We celebrated a large number of such anniversaries: 40th anniversary of the dissolution of the Central (Negro)Jurisdiction and their integration into the rest of the American church; 60th anniversary of Advance, our special process of offering ways to collect money for specific mission projects; 40th anniversary of the Commission on Religion and Race; 100th anniversary of United Methodist Men; and the 100th anniversary of the General Board of Pension and Health Benefits.

I'm not sure we will celebrate anything that was done at this General Conference in twenty or forty or a hundred years.

The most important decision made this year was to call Central Conferences "regional" conferences, with the implication that the U. S. church is one "region" among many, and no longer the dominant one. That change in terminology must be supported by the annual conferences, a result which will not be known until mid-2009.
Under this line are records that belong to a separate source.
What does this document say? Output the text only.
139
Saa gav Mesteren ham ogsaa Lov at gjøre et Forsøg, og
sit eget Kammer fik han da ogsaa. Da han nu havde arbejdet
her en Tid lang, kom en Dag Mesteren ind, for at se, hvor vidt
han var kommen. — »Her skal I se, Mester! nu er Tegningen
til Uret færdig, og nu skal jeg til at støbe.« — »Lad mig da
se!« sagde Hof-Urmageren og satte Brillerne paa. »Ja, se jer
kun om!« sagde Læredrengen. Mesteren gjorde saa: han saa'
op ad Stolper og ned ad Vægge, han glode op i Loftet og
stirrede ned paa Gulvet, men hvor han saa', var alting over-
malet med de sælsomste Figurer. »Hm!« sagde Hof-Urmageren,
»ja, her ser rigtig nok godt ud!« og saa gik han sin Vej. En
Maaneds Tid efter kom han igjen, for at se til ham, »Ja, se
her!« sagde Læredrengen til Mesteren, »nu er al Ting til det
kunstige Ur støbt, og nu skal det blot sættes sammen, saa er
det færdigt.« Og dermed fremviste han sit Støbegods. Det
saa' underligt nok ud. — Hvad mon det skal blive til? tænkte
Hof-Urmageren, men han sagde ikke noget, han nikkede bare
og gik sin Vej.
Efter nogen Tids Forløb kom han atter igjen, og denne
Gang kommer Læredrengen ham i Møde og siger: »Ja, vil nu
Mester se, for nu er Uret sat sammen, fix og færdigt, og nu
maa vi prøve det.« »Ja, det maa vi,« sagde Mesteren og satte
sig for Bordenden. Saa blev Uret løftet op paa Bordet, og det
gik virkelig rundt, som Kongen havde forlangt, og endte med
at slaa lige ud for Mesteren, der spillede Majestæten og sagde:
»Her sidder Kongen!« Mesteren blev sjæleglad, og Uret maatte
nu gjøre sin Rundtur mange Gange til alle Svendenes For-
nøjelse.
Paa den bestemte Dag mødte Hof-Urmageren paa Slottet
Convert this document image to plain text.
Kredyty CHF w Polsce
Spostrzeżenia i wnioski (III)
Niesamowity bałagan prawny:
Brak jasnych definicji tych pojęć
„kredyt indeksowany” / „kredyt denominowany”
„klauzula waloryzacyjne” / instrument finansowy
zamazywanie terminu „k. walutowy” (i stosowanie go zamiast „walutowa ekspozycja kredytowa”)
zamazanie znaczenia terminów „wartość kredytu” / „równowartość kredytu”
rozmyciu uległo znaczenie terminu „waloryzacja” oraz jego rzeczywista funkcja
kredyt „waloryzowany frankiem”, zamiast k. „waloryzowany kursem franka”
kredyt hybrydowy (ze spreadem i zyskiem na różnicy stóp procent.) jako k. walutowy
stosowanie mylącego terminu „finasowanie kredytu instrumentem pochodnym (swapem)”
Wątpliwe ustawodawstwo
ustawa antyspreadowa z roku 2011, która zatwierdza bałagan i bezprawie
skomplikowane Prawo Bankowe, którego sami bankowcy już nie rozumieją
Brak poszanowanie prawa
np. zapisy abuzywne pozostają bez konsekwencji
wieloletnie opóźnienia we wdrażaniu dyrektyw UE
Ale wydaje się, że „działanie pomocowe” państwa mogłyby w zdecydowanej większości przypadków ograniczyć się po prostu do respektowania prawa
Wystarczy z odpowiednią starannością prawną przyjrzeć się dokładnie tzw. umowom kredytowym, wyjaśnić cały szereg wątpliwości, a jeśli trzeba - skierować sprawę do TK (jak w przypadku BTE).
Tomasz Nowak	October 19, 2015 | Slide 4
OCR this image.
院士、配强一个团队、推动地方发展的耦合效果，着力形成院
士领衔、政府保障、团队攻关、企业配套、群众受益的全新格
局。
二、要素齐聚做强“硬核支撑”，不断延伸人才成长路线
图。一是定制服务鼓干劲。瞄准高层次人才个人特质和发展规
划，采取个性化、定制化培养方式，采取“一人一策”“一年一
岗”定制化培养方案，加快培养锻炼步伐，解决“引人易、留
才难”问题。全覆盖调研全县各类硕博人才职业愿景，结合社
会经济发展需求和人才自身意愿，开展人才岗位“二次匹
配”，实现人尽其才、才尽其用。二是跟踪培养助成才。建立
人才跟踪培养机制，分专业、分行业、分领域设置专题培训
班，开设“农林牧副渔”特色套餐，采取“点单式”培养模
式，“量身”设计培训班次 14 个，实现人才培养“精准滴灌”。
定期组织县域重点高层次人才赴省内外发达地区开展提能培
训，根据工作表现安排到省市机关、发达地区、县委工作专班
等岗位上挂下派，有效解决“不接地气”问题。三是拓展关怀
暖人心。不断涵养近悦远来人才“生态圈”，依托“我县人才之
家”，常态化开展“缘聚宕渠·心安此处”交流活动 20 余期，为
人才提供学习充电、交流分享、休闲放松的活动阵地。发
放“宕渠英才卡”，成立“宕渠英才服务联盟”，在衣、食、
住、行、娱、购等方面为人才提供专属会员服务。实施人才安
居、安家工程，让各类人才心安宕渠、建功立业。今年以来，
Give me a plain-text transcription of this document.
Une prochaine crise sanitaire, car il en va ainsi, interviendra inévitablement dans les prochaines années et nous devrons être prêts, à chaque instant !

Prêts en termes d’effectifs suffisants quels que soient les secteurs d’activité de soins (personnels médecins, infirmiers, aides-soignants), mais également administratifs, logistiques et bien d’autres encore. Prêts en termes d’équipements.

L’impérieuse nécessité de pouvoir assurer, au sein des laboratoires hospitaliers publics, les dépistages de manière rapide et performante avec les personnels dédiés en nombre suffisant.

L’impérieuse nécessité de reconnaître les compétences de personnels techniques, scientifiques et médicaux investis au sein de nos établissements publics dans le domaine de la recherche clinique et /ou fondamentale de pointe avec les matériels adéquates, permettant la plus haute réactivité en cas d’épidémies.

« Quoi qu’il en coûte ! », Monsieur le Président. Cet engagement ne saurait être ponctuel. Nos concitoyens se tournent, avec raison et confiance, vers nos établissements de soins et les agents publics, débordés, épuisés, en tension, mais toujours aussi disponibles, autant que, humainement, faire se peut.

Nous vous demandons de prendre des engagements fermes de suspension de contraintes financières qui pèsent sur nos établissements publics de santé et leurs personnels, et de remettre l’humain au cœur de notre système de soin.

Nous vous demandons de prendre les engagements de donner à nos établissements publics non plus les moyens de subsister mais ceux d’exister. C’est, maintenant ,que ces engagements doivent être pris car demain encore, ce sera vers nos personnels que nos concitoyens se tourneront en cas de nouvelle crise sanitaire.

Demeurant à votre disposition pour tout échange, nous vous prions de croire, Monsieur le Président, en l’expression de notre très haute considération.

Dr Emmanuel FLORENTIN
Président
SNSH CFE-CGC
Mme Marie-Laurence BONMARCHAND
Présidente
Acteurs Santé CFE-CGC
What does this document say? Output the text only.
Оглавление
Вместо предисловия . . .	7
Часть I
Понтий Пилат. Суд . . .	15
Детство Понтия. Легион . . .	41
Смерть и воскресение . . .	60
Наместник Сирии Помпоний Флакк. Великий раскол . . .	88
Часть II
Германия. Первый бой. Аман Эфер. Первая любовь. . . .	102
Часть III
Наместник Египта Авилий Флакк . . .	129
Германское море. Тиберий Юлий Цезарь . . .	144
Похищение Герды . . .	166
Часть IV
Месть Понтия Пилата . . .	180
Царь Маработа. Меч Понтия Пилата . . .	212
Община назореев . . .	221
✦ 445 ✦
The reality, of course, is that the U. S. church will still be dominant in four years when a task force examining the implications and future direction of United Methodism will report back with possible concrete steps to decentralize the denomination.

As was mentioned earlier, there are those who want the American church to dominate world Methodism in order to dominate its theology and its resources. They have four years to disrupt the study commission and then to torpedo any plan that undercuts their dreams of complete control.

Otherwise, this General Conference will go down in history as doing little for which to go down in history.